Goodbye to boring calculations,
to hell with tensile strength, sheer strength
and ratios of weight to strength,
forget those co-efficients, out of date
and such a drag on such as me;
a building built against the odds;
no chance it might support itself -
except it would,
by some amazing formula
I'd not yet found.

How could I tell those staid
and academic gentlemen
that what I'd planned-
had I told all -
my true intent,
made what I'd said
a false pretence?

13 comments:

jabblog said...

Surely they would have appreciated your imagination.
Tassels on caps - I remember those - and boys having to wear short trousers until they were in the 6th form!

Brian Miller said...

someone always hs to go first, to break the barrier of what we believe possible...and often they attribute to them madness...

Mary said...

It is hard when one has the feeling that one should keep one's dreams INSIDE one's head instead of sharing them...lest one be thought a fool.

Kat Mortensen said...

I guess that's the difference between we, mere mortals, and the true geniuses of this world; they say, "staid academia be damned" and we cower in our obeisance. Don't we?

Very thought-provoking.

Friko said...

Were you the square peg/ The swimmer against the stream?

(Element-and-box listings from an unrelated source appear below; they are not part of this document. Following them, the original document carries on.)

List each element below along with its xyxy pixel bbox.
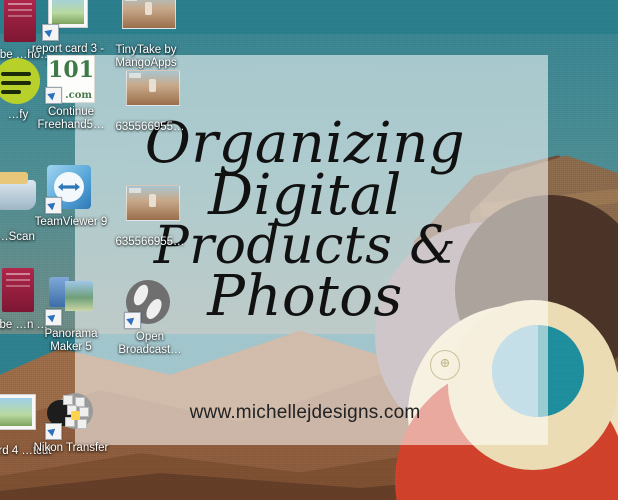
photo-thumbnail bbox=[52, 0, 84, 24]
icon-teamviewer-9[interactable]: TeamViewer 9 bbox=[33, 163, 109, 229]
shortcut-arrow-icon bbox=[45, 423, 62, 440]
icon-tinytake-glyph-icon bbox=[122, 0, 176, 41]
icon-open-broadcaster-glyph-icon bbox=[124, 280, 174, 329]
icon-continue-freehand-label: Continue Freehand5… bbox=[37, 106, 105, 131]
nikon-node bbox=[63, 395, 73, 405]
icon-image-635566955-b-glyph-icon bbox=[126, 185, 180, 233]
icon-nikon-transfer-label: Nikon Transfer bbox=[33, 442, 109, 454]
art-red-doc-art bbox=[2, 268, 34, 312]
art-thumb-art bbox=[126, 185, 180, 221]
art-thumb-art bbox=[126, 70, 180, 106]
site-url: www.michellejdesigns.com bbox=[189, 402, 421, 423]
shortcut-arrow-icon bbox=[124, 312, 141, 329]
shortcut-arrow-icon bbox=[45, 87, 62, 104]
icon-continue-freehand-glyph-icon: 101 .com bbox=[45, 55, 95, 104]
icon-nikon-transfer-glyph-icon bbox=[45, 391, 95, 440]
icon-image-635566955-a[interactable]: 635566955… bbox=[112, 63, 188, 134]
icon-open-broadcaster-label: Open Broadcast… bbox=[118, 331, 182, 356]
icon-panorama-maker-5-label: Panorama Maker 5 bbox=[44, 328, 98, 353]
icon-teamviewer-9-glyph-icon bbox=[45, 165, 95, 214]
nikon-highlight bbox=[71, 411, 80, 420]
art-thumb-art bbox=[122, 0, 176, 29]
shortcut-arrow-icon bbox=[42, 24, 59, 41]
icon-teamviewer-9-label: TeamViewer 9 bbox=[34, 216, 108, 228]
icon-scan-label: …Scan bbox=[0, 231, 35, 243]
art-photo-art bbox=[0, 394, 36, 430]
shortcut-arrow-icon bbox=[45, 197, 62, 214]
icon-panorama-maker-5-glyph-icon bbox=[45, 277, 95, 326]
nikon-node bbox=[79, 407, 89, 417]
icon-image-635566955-a-label: 635566955… bbox=[115, 121, 185, 133]
desktop-screen: Organizing Digital Products & Photos www… bbox=[0, 0, 618, 500]
icon-continue-freehand[interactable]: 101 .com Continue Freehand5… bbox=[33, 55, 109, 132]
shortcut-arrow-icon bbox=[45, 309, 62, 326]
icon-tinytake[interactable]: TinyTake by MangoApps bbox=[108, 0, 184, 70]
icon-image-635566955-a-glyph-icon bbox=[126, 70, 180, 118]
watermark-badge-icon: ⊕ bbox=[430, 350, 460, 380]
photo-thumbnail bbox=[0, 398, 32, 426]
icon-nikon-transfer[interactable]: Nikon Transfer bbox=[33, 388, 109, 455]
icon-report-card-3-glyph-icon bbox=[42, 0, 92, 41]
dotcom-label: .com bbox=[65, 90, 92, 101]
art-scan-art bbox=[0, 172, 36, 210]
nikon-node bbox=[77, 419, 87, 429]
icon-open-broadcaster[interactable]: Open Broadcast… bbox=[112, 280, 188, 357]
icon-image-635566955-b[interactable]: 635566955… bbox=[112, 178, 188, 249]
icon-panorama-maker-5[interactable]: Panorama Maker 5 bbox=[33, 272, 109, 354]
icon-image-635566955-b-label: 635566955… bbox=[115, 236, 185, 248]
panorama-panel bbox=[65, 281, 93, 311]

f not, you should have been on the strength of this convincing poem alone.

Jeanne Estridge said...

And now you do, because that's what poems are.

Tommaso Gervasutti said...

Alluring confession and revelation, and as ever, great rhythm in the lines.

Ygraine said...

Wow! That's exactly what we need...architects like you would have been.
Forget those acedemics, let's have more visionaries...please?

Windsmoke. said...

Very thought provoking indeed especially the part about defying gravity by inverting pyramids to stand on their points :-).

Adura Ojo said...

The best ideas are usually seen as crazy to start with. That's what makes them great.

Dave King said...

jabblog
I'd like to think they would appreciate untrammelled imagination these days, but I'm not so sure they would have then. At any rate, that was the perception. I was one of the first intake of common oiks let in by the 1944 Ed. Act. They'd not seen the likes of me before, and weren't sure what they were getting.

Brian
Yup, I'm sure there were those who thought me so - but it was never proved one way or the other.

Mary
True, but it wasn't fear of being thought a fool so much as knowing how much store my parents had set by me being successful.

Kat
I did because my parents had impressed upon me so that this was the route to a better life - I know now that it was/is the route for some, but not for others. Then, it was a brand new route just opening up and all we really knew about it was what we hoped.

Friko
Yes, I think I was. In some respects, certainly. I dropped out of sixth form to go to art school, for example. The head summoned my parents to explain that it was actually all his fault, he'd made the mistake of employing an srt master who was too good at his job!

Jeanne
Good to think so... thanks.

Tommaso
Thanks for these thoughts.

Ygraine
I don't think Prince Charles would have agreed with you or liked my designs! Thanks for saying.

Windsmoke
Well, now I think I should have gone the whole hog and suspended them, but back then I was less confident.

Adura
True - and they often turn out to be quite simple.

JeannetteLS said...

I bet the geniuses who built the stuff of dreams, once had to build a furnace room or two.

This brought tears to overflow, Dave. My brother Jack and I built many a fantastical building he would label the "Mystical Castle of Michigan," or the "Colossus of Colchester, Connecticut," and the like. He was going to Create the Eighth Wonder of the World, he thought.

He became a teacher of teens with emotional problems, the refuge for the abused instead.

Your poem was wonderful. Gravity-defying dreams may feed any reality we endure, don't you think?

hyperCRYPTICal said...

Ah, you now stand the world on its head through your poetry Dave - you have found your amazing formula!